The motif shows a part of Købke’s parents’ farm, where Købke had his own self-contained flat. The point of view adopted here only offers a limited impression of the house, making the sunlit, sprawling tree the main motif of the painting.
After the death of Købke’s father in 1843 Købke stayed at Blegdammen for two years until his mother had to sell the property in 1845. In all likelihood it was around this time that Købke began painting the farmhouse itself. Presumably to have something by which to remember a house that had been his home for twelve years he selected a number of motifs that were closely linked to his everyday life; all of these belong to the part of the house in which he had his own self-contained quarters. One of the scenes painted was this image of the garden steps leading up to his studio. The point of view adopted and the cropping of the motif are both strikingly off-kilter. The gables and stairs are cut off by the edge of the image, and the façade towards the road is heavily foreshortened. The depiction is entirely unrepresentative and offers only a limited impression of what the house looked like; a somewhat confusing choice in light of what we presume Købke’s intentions to have been. It may seem as if the sunlight determined the angle chosen. The gables are in the shade whereas the façade is strongly lit, and rays of sunlight fall upon the garden door and on the lush tree. This gives the sunlight an astonishing intensity.

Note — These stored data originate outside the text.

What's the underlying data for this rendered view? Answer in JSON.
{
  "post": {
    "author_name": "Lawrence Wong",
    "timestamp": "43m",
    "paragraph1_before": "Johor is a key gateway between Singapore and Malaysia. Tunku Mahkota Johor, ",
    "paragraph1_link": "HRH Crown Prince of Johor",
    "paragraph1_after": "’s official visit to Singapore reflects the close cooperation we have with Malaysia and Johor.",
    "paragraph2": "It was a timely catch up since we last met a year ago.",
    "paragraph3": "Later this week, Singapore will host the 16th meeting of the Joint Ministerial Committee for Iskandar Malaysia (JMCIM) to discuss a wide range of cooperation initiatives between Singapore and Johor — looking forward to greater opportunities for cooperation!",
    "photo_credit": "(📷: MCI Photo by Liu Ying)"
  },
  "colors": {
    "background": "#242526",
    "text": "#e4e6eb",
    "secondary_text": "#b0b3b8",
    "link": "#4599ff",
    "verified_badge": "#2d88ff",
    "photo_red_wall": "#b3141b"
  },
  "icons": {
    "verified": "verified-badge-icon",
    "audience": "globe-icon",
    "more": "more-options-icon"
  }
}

The roof tiles in the left hand side of the painting have not been painted completely in. Perhaps the artist did not have time to finish the painting before moving, which makes 1845 a likely dating. As a companion piece for this painting he also did a canvas of a corner of the house (as viewed from the garden); both paintings have a dark green painted frame, which tells us that they have been hung without frames.
According to a note, now lost, on the back of the painting it was the property of the artist’s sister, Juliane Købke, as far back as 1847.